Матрос и механик подскочили с шестами. Капитан сам тоже навалился на шест, отталкивая катер от берега.

— Разом пхай, разом!!

Было видно, как шесты погружаются, входят в зыбкое дно. В капитанских ручищах остался совсем коротенький кусочек шеста, да и тот уменьшался, уменьшался… Капитан почти повис над водой, казалось, еще чуток — и он нырнет в воду. Но тут катер качнулся и пополз с мели.

— Ффух… — облегченно выдохнул дядя Федя и рукавом утер лицо. — Снялись… Теперича пройдем…

— Как бы баржу не завязили! — закричал где-то позади Колька Грошин.

— Ничего, тут наша забота! — ответил дядя Федя и соскочил с будки.

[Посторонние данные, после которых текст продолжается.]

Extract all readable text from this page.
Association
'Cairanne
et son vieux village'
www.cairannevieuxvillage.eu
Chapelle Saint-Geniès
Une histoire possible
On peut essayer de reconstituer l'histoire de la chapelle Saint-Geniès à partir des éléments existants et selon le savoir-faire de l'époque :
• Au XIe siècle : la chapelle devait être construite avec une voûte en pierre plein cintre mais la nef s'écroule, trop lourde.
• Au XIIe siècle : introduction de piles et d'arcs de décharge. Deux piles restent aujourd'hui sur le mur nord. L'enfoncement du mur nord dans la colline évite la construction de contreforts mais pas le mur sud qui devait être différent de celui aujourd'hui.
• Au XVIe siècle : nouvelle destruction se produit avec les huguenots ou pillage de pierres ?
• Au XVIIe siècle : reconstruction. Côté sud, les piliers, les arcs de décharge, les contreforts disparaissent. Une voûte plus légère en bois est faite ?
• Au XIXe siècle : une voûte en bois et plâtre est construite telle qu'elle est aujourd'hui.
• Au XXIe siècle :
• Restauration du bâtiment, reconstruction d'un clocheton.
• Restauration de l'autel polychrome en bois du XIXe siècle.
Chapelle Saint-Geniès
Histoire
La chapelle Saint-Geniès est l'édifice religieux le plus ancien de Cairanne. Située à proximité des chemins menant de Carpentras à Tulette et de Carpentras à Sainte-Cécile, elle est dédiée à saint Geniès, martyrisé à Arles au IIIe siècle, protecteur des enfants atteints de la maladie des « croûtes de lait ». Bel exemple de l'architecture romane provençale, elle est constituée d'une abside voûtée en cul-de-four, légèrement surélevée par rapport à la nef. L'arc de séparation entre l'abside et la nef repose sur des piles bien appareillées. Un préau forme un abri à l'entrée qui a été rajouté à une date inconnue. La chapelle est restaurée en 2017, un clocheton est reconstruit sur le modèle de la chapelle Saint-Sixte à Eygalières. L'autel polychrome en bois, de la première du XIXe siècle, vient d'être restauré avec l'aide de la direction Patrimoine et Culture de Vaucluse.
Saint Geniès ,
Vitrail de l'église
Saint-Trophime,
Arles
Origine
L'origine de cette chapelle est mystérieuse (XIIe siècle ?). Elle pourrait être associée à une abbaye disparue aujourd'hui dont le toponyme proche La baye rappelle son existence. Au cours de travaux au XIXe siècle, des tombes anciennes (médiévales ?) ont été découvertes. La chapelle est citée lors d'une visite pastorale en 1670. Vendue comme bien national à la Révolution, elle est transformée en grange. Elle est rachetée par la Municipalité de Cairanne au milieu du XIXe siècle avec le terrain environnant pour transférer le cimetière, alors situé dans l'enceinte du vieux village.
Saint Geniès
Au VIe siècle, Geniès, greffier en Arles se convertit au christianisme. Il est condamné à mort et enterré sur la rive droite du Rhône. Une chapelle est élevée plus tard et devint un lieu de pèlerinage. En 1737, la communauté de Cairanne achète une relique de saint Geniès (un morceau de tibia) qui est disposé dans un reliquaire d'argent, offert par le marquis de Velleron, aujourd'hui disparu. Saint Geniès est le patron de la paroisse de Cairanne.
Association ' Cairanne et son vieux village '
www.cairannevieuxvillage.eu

Над крышей будки ходило бревно — этакая огромная, вытесанная из целой сосны рукоятка руля. Степе сказали, что она зовется «перо».

Сейчас дядя Федя встал к перу, поднатужился и начал его поворачивать. Заскрипел под кормой руль. Баржа плавно повела носом и покатилась, покатилась вбок… Степа и не заметил, как весь караван — две баржи и катер — оказался уже на середине реки, на стрежне.

Рейс начался.

Прежде Степа никогда на пароходах не плавал. Видеть-то, правда, их приходилось часто — когда Степа бегал мальчишкой на реку Лузу купаться или удить лещей, пароходы проплывали мимо; мальчишки скидывали штаны и лезли в воду, чтоб покачаться на волнах, а Степа бежал по берегу и смотрел до тех пор, пока пароход не скрывался за речной излучиной. От стонущих пароходных свистков у Степы сжимало сердце, холодок забирался под рубаху. И все-таки Степа не надеялся, что удастся ему попасть на пароход и куда-то поплыть, слушая эти тревожные, грустные свистки.

А вот ведь пришлось.

Когда Степа сдал экзамены за семь классов и принес домой свидетельство, отпечатанное на гербовой бумаге и заверенное подписью учительницы, мать сказала:

— Красивый такой документ, отдавать жалко…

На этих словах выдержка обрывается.